As the caller you’re expected to manage both a data pointer and a writer pointer:
char *buf;
PyBytesWriter *writer;
buf = PyBytesWriter_Create(&writer, 6);
/* error handling omitted */
Then, for each function (except _Discard), you pass both of those in, and (except for _Finish) you assign the result back to the data pointer:
buf = PyBytesWriter_WriteBytes(writer, buf, "abc", 3);
You can also fill the buffer manually, if there’s enough space reserved. That’s what you do for performance:
memcpy(buf, "xyz", 3);
buf += 3;
Which seems a bit silly, and I find it hard to explain for the docs.
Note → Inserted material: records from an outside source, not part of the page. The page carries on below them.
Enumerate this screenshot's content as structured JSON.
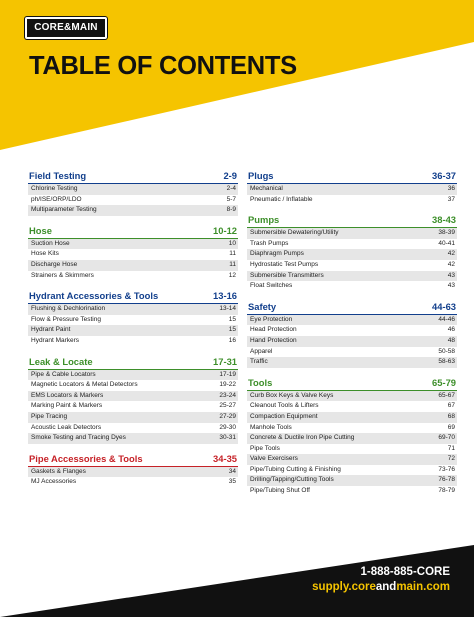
{
  "header": {
    "logo_text": "CORE&MAIN",
    "title": "TABLE OF CONTENTS",
    "accent_color": "#f5c400"
  },
  "colors": {
    "blue": "#123f8c",
    "green": "#3d8f2a",
    "red": "#c62127",
    "stripe": "#e6e6e6"
  },
  "left_column": [
    {
      "title": "Field Testing",
      "pages": "2-9",
      "color": "blue",
      "items": [
        {
          "label": "Chlorine Testing",
          "page": "2-4"
        },
        {
          "label": "ph/ISE/ORP/LDO",
          "page": "5-7"
        },
        {
          "label": "Multiparameter Testing",
          "page": "8-9"
        }
      ]
    },
    {
      "title": "Hose",
      "pages": "10-12",
      "color": "green",
      "items": [
        {
          "label": "Suction Hose",
          "page": "10"
        },
        {
          "label": "Hose Kits",
          "page": "11"
        },
        {
          "label": "Discharge Hose",
          "page": "11"
        },
        {
          "label": "Strainers & Skimmers",
          "page": "12"
        }
      ]
    },
    {
      "title": "Hydrant Accessories & Tools",
      "pages": "13-16",
      "color": "blue",
      "items": [
        {
          "label": "Flushing & Dechlorination",
          "page": "13-14"
        },
        {
          "label": "Flow & Pressure Testing",
          "page": "15"
        },
        {
          "label": "Hydrant Paint",
          "page": "15"
        },
        {
          "label": "Hydrant Markers",
          "page": "16"
        }
      ]
    },
    {
      "title": "Leak & Locate",
      "pages": "17-31",
      "color": "green",
      "items": [
        {
          "label": "Pipe & Cable Locators",
          "page": "17-19"
        },
        {
          "label": "Magnetic Locators & Metal Detectors",
          "page": "19-22"
        },
        {
          "label": "EMS Locators & Markers",
          "page": "23-24"
        },
        {
          "label": "Marking Paint & Markers",
          "page": "25-27"
        },
        {
          "label": "Pipe Tracing",
          "page": "27-29"
        },
        {
          "label": "Acoustic Leak Detectors",
          "page": "29-30"
        },
        {
          "label": "Smoke Testing and Tracing Dyes",
          "page": "30-31"
        }
      ]
    },
    {
      "title": "Pipe Accessories & Tools",
      "pages": "34-35",
      "color": "red",
      "items": [
        {
          "label": "Gaskets & Flanges",
          "page": "34"
        },
        {
          "label": "MJ Accessories",
          "page": "35"
        }
      ]
    }
  ],
  "right_column": [
    {
      "title": "Plugs",
      "pages": "36-37",
      "color": "blue",
      "items": [
        {
          "label": "Mechanical",
          "page": "36"
        },
        {
          "label": "Pneumatic / Inflatable",
          "page": "37"
        }
      ]
    },
    {
      "title": "Pumps",
      "pages": "38-43",
      "color": "green",
      "items": [
        {
          "label": "Submersible Dewatering/Utility",
          "page": "38-39"
        },
        {
          "label": "Trash Pumps",
          "page": "40-41"
        },
        {
          "label": "Diaphragm Pumps",
          "page": "42"
        },
        {
          "label": "Hydrostatic Test Pumps",
          "page": "42"
        },
        {
          "label": "Submersible Transmitters",
          "page": "43"
        },
        {
          "label": "Float Switches",
          "page": "43"
        }
      ]
    },
    {
      "title": "Safety",
      "pages": "44-63",
      "color": "blue",
      "items": [
        {
          "label": "Eye Protection",
          "page": "44-46"
        },
        {
          "label": "Head Protection",
          "page": "46"
        },
        {
          "label": "Hand Protection",
          "page": "48"
        },
        {
          "label": "Apparel",
          "page": "50-58"
        },
        {
          "label": "Traffic",
          "page": "58-63"
        }
      ]
    },
    {
      "title": "Tools",
      "pages": "65-79",
      "color": "green",
      "items": [
        {
          "label": "Curb Box Keys & Valve Keys",
          "page": "65-67"
        },
        {
          "label": "Cleanout Tools & Lifters",
          "page": "67"
        },
        {
          "label": "Compaction Equipment",
          "page": "68"
        },
        {
          "label": "Manhole Tools",
          "page": "69"
        },
        {
          "label": "Concrete & Ductile Iron Pipe Cutting",
          "page": "69-70"
        },
        {
          "label": "Pipe Tools",
          "page": "71"
        },
        {
          "label": "Valve Exercisers",
          "page": "72"
        },
        {
          "label": "Pipe/Tubing Cutting & Finishing",
          "page": "73-76"
        },
        {
          "label": "Drilling/Tapping/Cutting Tools",
          "page": "76-78"
        },
        {
          "label": "Pipe/Tubing Shut Off",
          "page": "78-79"
        }
      ]
    }
  ],
  "footer": {
    "phone": "1-888-885-CORE",
    "url_prefix": "supply.",
    "url_core": "core",
    "url_and": "and",
    "url_main": "main.com"
  }
}
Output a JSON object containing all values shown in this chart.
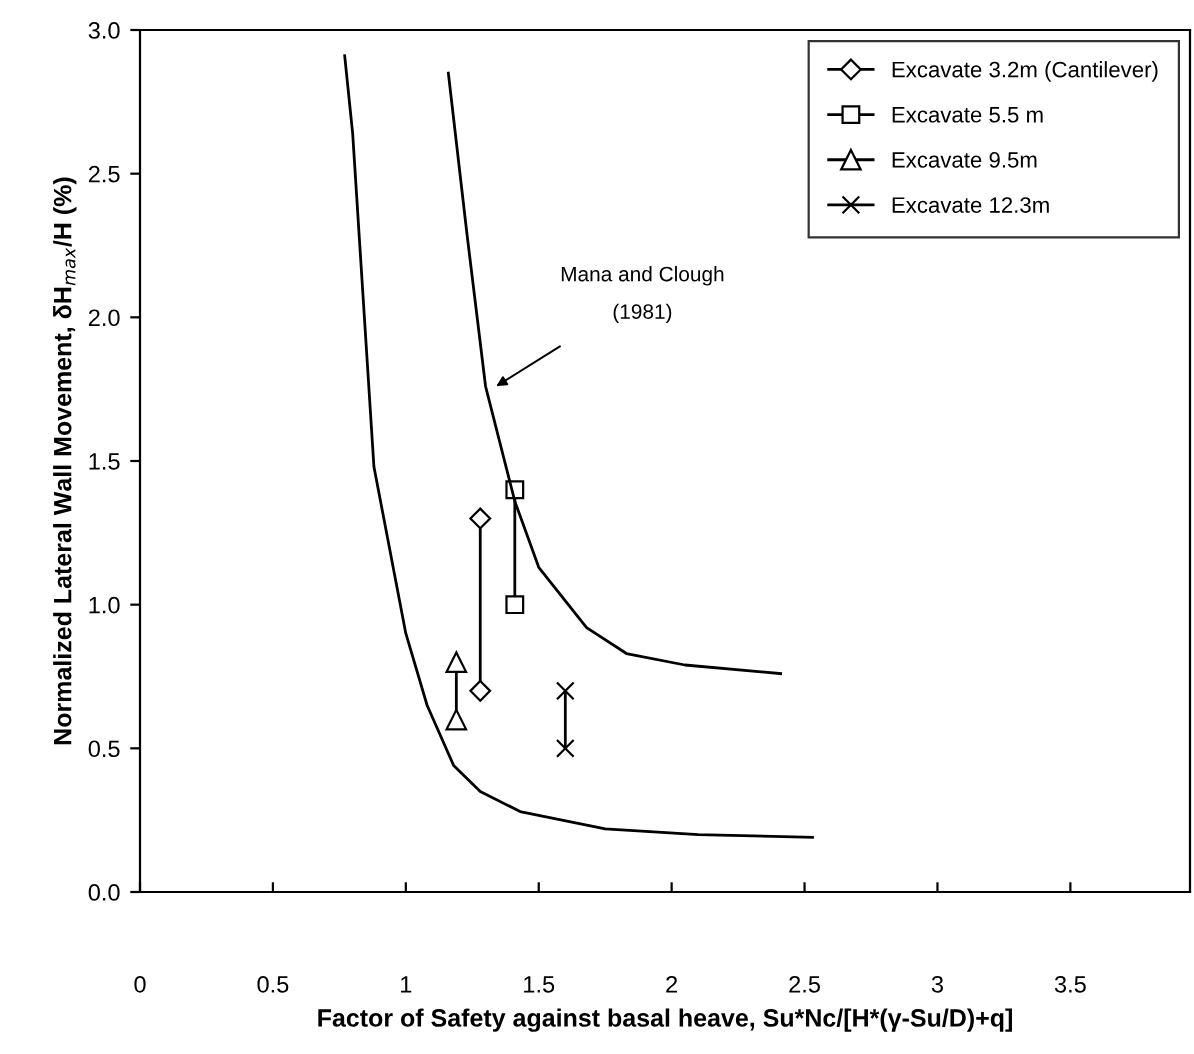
{
  "chart_data": {
    "type": "line",
    "xlabel": "Factor of Safety against basal heave, Su*Nc/[H*(γ-Su/D)+q]",
    "ylabel": "Normalized Lateral Wall Movement, δH$_{max}$/H (%)",
    "series": [
      {
        "name": "Excavate 3.2m (Cantilever)",
        "color": "#000000",
        "marker": "diamond",
        "x": [
          1.28,
          1.28
        ],
        "values": [
          1.3,
          0.7
        ]
      },
      {
        "name": "Excavate 5.5 m",
        "color": "#000000",
        "marker": "square",
        "x": [
          1.41,
          1.41
        ],
        "values": [
          1.4,
          1.0
        ]
      },
      {
        "name": "Excavate 9.5m",
        "color": "#000000",
        "marker": "triangle",
        "x": [
          1.19,
          1.19
        ],
        "values": [
          0.8,
          0.6
        ]
      },
      {
        "name": "Excavate 12.3m",
        "color": "#000000",
        "marker": "cross",
        "x": [
          1.6,
          1.6
        ],
        "values": [
          0.7,
          0.5
        ]
      },
      {
        "color": "#000000",
        "marker": "none",
        "x": [
          0.77,
          0.8,
          0.88,
          1.0,
          1.08,
          1.18,
          1.28,
          1.43,
          1.75,
          2.1,
          2.53
        ],
        "values": [
          2.91,
          2.64,
          1.48,
          0.9,
          0.65,
          0.44,
          0.35,
          0.28,
          0.22,
          0.2,
          0.19
        ]
      },
      {
        "color": "#000000",
        "marker": "none",
        "x": [
          1.16,
          1.23,
          1.3,
          1.41,
          1.5,
          1.68,
          1.83,
          2.05,
          2.41
        ],
        "values": [
          2.85,
          2.29,
          1.76,
          1.36,
          1.13,
          0.92,
          0.83,
          0.79,
          0.76
        ]
      }
    ],
    "annotations": [
      {
        "text": "Mana and Clough\n(1981)",
        "x": 1.34,
        "y": 1.76
      }
    ],
    "xlim": [
      0,
      3.95
    ],
    "xticks": [
      0,
      0.5,
      1,
      1.5,
      2,
      2.5,
      3,
      3.5
    ],
    "ylim": [
      0,
      3.0
    ],
    "yticks": [
      {
        "value": 0,
        "label": "0.0"
      },
      {
        "value": 0.5,
        "label": "0.5"
      },
      {
        "value": 1.0,
        "label": "1.0"
      },
      {
        "value": 1.5,
        "label": "1.5"
      },
      {
        "value": 2.0,
        "label": "2.0"
      },
      {
        "value": 2.5,
        "label": "2.5"
      },
      {
        "value": 3.0,
        "label": "3.0"
      }
    ],
    "legend": "top right",
    "grid": false
  }
}
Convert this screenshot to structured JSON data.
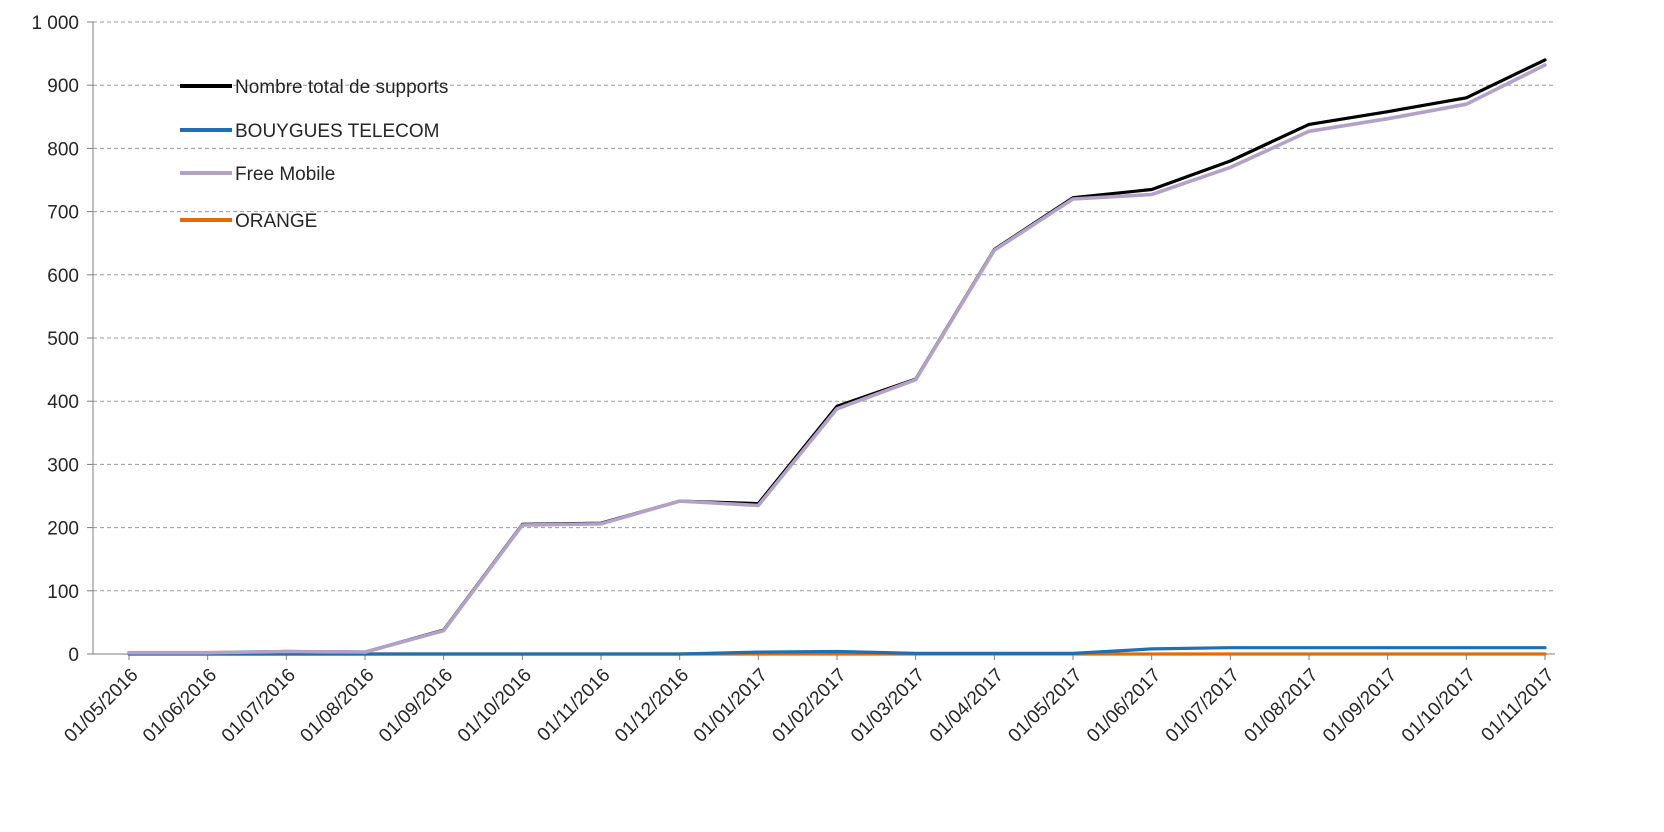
{
  "chart_data": {
    "type": "line",
    "title": "",
    "xlabel": "",
    "ylabel": "",
    "ylim": [
      0,
      1000
    ],
    "yticks": [
      0,
      100,
      200,
      300,
      400,
      500,
      600,
      700,
      800,
      900,
      1000
    ],
    "ytick_labels": [
      "0",
      "100",
      "200",
      "300",
      "400",
      "500",
      "600",
      "700",
      "800",
      "900",
      "1 000"
    ],
    "x": [
      "01/05/2016",
      "01/06/2016",
      "01/07/2016",
      "01/08/2016",
      "01/09/2016",
      "01/10/2016",
      "01/11/2016",
      "01/12/2016",
      "01/01/2017",
      "01/02/2017",
      "01/03/2017",
      "01/04/2017",
      "01/05/2017",
      "01/06/2017",
      "01/07/2017",
      "01/08/2017",
      "01/09/2017",
      "01/10/2017",
      "01/11/2017"
    ],
    "grid": true,
    "legend_position": "top-left",
    "series": [
      {
        "name": "Nombre total de supports",
        "color": "#000000",
        "values": [
          2,
          2,
          4,
          3,
          38,
          205,
          207,
          242,
          238,
          392,
          435,
          640,
          722,
          735,
          780,
          838,
          858,
          880,
          940
        ]
      },
      {
        "name": "BOUYGUES TELECOM",
        "color": "#1f6fb2",
        "values": [
          0,
          0,
          0,
          0,
          0,
          0,
          0,
          0,
          3,
          4,
          1,
          1,
          1,
          8,
          10,
          10,
          10,
          10,
          10
        ]
      },
      {
        "name": "Free Mobile",
        "color": "#b3a2c7",
        "values": [
          2,
          2,
          4,
          3,
          37,
          204,
          206,
          242,
          235,
          388,
          434,
          639,
          720,
          727,
          770,
          827,
          847,
          870,
          932
        ]
      },
      {
        "name": "ORANGE",
        "color": "#e36c0a",
        "values": [
          0,
          0,
          0,
          0,
          0,
          0,
          0,
          0,
          0,
          0,
          0,
          0,
          0,
          0,
          0,
          0,
          0,
          0,
          0
        ]
      }
    ]
  }
}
It should be possible for Python to define a public struct with a public member:
typedef struct {void *buf, _PyBytesWriter_InternalObject *_writer} PyBytesWriter;
so the usage would be easier to explain:
PyBytesWriter writer;
int result = PyBytesWriter_Init(&writer, 6)
PyBytesWriter_WriteBytes(&writer, "abc", 3);
memcpy(writer.buf, "xyz", 3);
writer.buf += 3;
(We tend to avoid structs in the API because it’s hard to change them later, but making every function take two related arguments has exactly the same issue.)